The clinical characteristics and survival
A total of 1109 patients were included in the primary cohort, and 6584 patients in the validation cohort. The age, sex, race, tumor location, T stage, N stage, TNM stage, tumor diameter, TI, mLN, mLNR, and the total LN were significantly different between the two cohorts (Table 1). In summary, the population in primary cohort were younger, had more male patients, was dominated by Asian patients, had more cancers located in the middle and upper third of stomach, had more patients in early stages, and had smaller tumor diameter compared to the validation cohort. Although the mLN was similar between the two cohorts, the mLNR was lower in the primary cohort due to the higher number of TLN. The 3-year and 5-year OS was significantly higher in the primary cohort than the validation cohort (all p<0.001) (Table 1) (Figure 1).
The univariate and multivariate analyses
The univariate analyses presented a significant correlation between the age, T stages, N stages, tumor diameter, TI, mLN, mLNR and the OS (all P<0.001). The multivariate analysis showed that the age, T stages, N stages and mLN were the independent prognostic factors for OS (Table 2).
The model selection
In the multivariate model, the “N3b” stage did not reached the statistical significance, and the hazard ratio (HR) was even lower than the “N3a” stage, which was inconsistent with the clinical impression obviously. The result might be explained by the limited number of “N3b” stage in the primary cohort (n=71, 6.4%). Besides, the case number of “T4b” was even lower (n=26, 2.3%), so we combined the stage “N3b” with “N3a” as “N3”, and the stage “T4b” with “T4a” as “T4” in the subsequent analyses (Table 1 and 2).
Apparently, the mLNR had a constant mathematical relationship with mLN and TLN, given the strong correlation between the two factors, the multivariate analysis might be biased by the collinearity between mLN and mLNR. On the other hand, since the TLN was documented to be the independent prognostic factor in multiple studies[4, 5], and was recommended to be above 30 for a favourable prognosis[6], we introduced the mLN and TLN in the model selection for clinical benefits.
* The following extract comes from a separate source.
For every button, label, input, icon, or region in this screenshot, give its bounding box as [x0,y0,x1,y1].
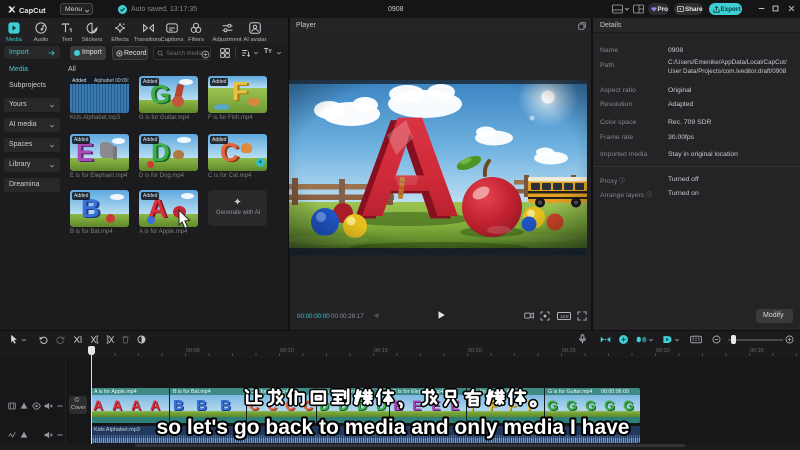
svg-text:so let's go back to media and: so let's go back to media and only media… [157,416,630,439]
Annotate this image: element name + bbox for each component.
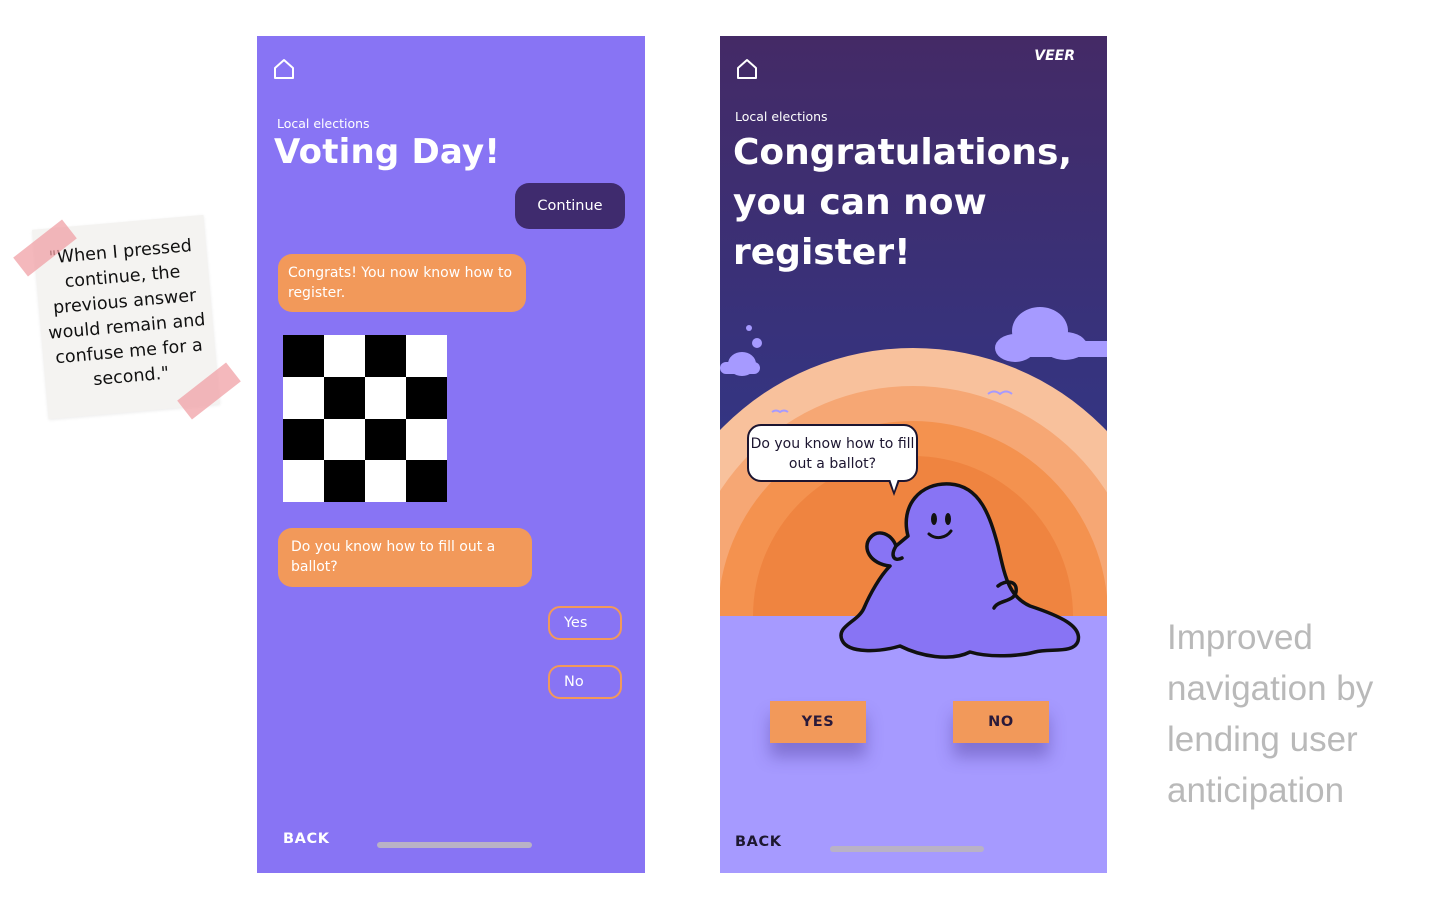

Generally, the model was evaluated by its discriminative capability and the goodness of fit. The C-index and AIC was used as the assessment criteria for the two above features respectively. As the controlled model, the TNM stage model had a C-index of 0.717, and an AIC of 6662.988, which was inferior to other models. Interestingly, all other models had a same C-index of 0.744, however, the model (age + T stages + N stages + mLN + TLN) had the lowest AIC (6607.119), which implied a superiority in goodness of fit, in spite of the minor difference among the models (Table 3).
The nomogram development and external validation
The model containing age, T stages, N stages, mLN, and TLN was selected to develop the nomogram (Figure 2). The nomogram was used to predict the patient’s 3-year and 5-year OS by measuring all the variables on the “Points” scale and summing up all the scores, the projective point of the “Total points” on the “survival” scale could read the survival rate. The C-index of the nomogram was 0.744, which was close to the cutoff point of 0.75, and indicated a relatively good discriminative capability.
The calibration curves in the validation cohort demonstrated a good concordance with the nomogram-predicted survival either for 3-year or for 5-year (Figure 3). The C-index of the nomogram in validation cohort was 0.694 and 0.690 for 3-year and 5-year OS respectively. It was notable that, even there was a significant difference of survival rate between the primary cohort and the validation cohort, the nomogram still had a good accuracy in predicting survival in the range out of the primary cohort.